South Korean drama – including All of Us Are DeadThe Gloryand Squid Game – have travelled particularly well, which may explain the extra investment Netflix is making there. 

And all of this content is bolstered by US productions and Hollywood films which remain popular across borders. Grant Singer’s Reptile and Chloe Domont’s Fair Play were in Netflix’s top 10 films in 88 and 91 countries respectively in October.


On the technical side, it is sometimes claimed that Netflix epitomises a “vertical integration model”, operating across the entire chain of TV content production and distribution.

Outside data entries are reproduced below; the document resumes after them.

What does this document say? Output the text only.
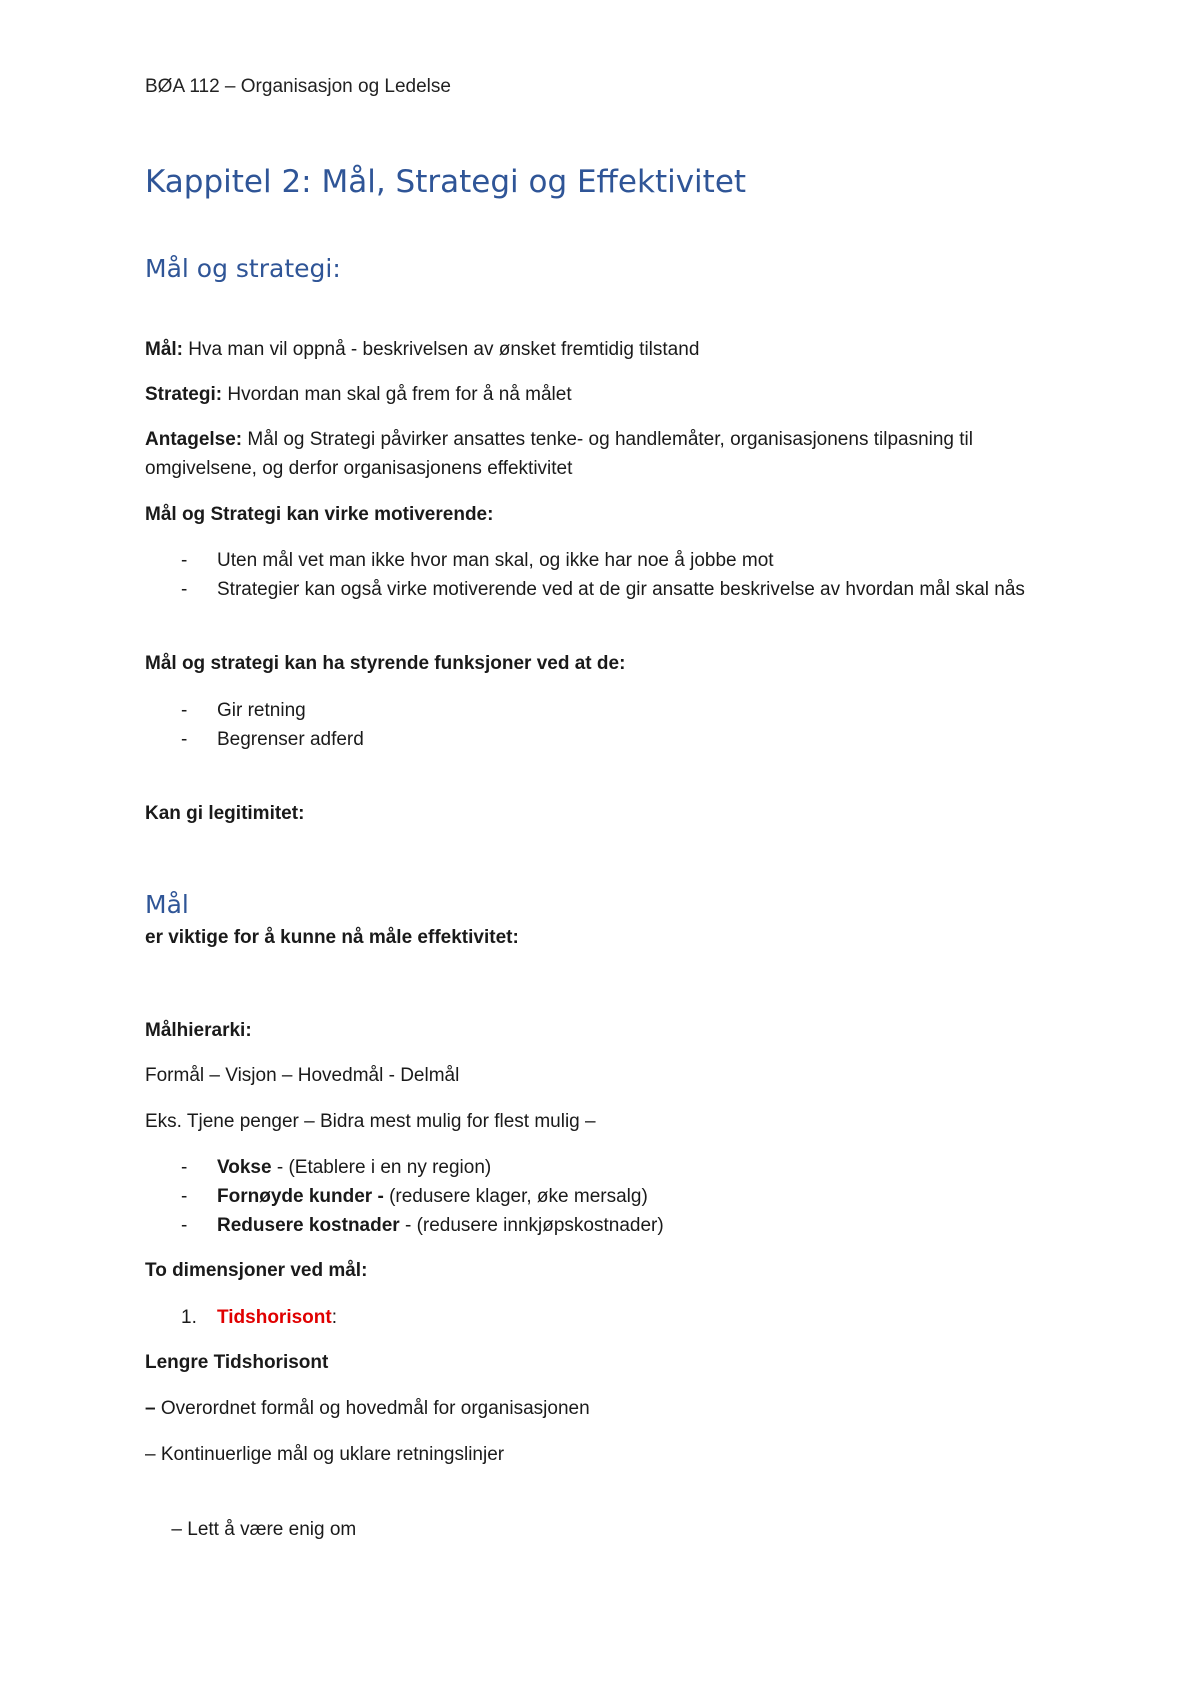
BØA 112 – Organisasjon og Ledelse
Kappitel 2: Mål, Strategi og Effektivitet
Mål og strategi:
Mål: Hva man vil oppnå - beskrivelsen av ønsket fremtidig tilstand
Strategi: Hvordan man skal gå frem for å nå målet
Antagelse: Mål og Strategi påvirker ansattes tenke- og handlemåter, organisasjonens tilpasning til omgivelsene, og derfor organisasjonens effektivitet
Mål og Strategi kan virke motiverende:
- Uten mål vet man ikke hvor man skal, og ikke har noe å jobbe mot
- Strategier kan også virke motiverende ved at de gir ansatte beskrivelse av hvordan mål skal nås
Mål og strategi kan ha styrende funksjoner ved at de:
- Gir retning
- Begrenser adferd
Kan gi legitimitet:
Mål
er viktige for å kunne nå måle effektivitet:
Målhierarki:
Formål – Visjon – Hovedmål - Delmål
Eks. Tjene penger – Bidra mest mulig for flest mulig –
- Vokse - (Etablere i en ny region)
- Fornøyde kunder - (redusere klager, øke mersalg)
- Redusere kostnader - (redusere innkjøpskostnader)
To dimensjoner ved mål:
1. Tidshorisont:
Lengre Tidshorisont
– Overordnet formål og hovedmål for organisasjonen
– Kontinuerlige mål og uklare retningslinjer

– Lett å være enig om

But in reality it is great at outsourcing. 

For while Netflix has its own engineers and proprietary technology, including its famed recommendation system and algorithm, the company has designed its entire media delivery on third-party service infrastructure. 

Netflix shut its last data centre in 2016. Now everything the platform needs, from data storage to customer information and algorithms runs on Amazon’s web services. 

Outsourcing media delivery has enabled Netflix to avoid sinking cash in to global infrastructure, and instead focus on its core mission: members’ engagement across markets.

The same goes with content production. Netflix “originals” are produced by the platform insofar as it pays for the entirety of the production costs. But the content is actually made by outside film and TV producers. 

This entails governing a vast network of suppliers, giving it extraordinary flexibility in a fast moving industry. In contrast, the likes of Disney+ have to rely more heavily on a limited range of production it is directly responsible for making. 

If Netflix does have a corporate weakness, it may be that its streaming service is not part of a large enterprise ecosystem. Amazon and Apple for example, sell goods to millions of customers and cleverly entwine different parts of their empires to deliver significant economies of scale.

Despite this, Netflix’s approach embraces the challenges and opportunities a global market offers. Its outsourcing model makes it agile and able to pivot rapidly with a business model which enables it to thrive. 

The streaming industry – and television at large – is entering a period of adjustment because it needs to close the gap between content investment and revenue generation. Aided by some shrewd decisions and with a truly global outlook, the market leader appears to be in a good position to weather the storm.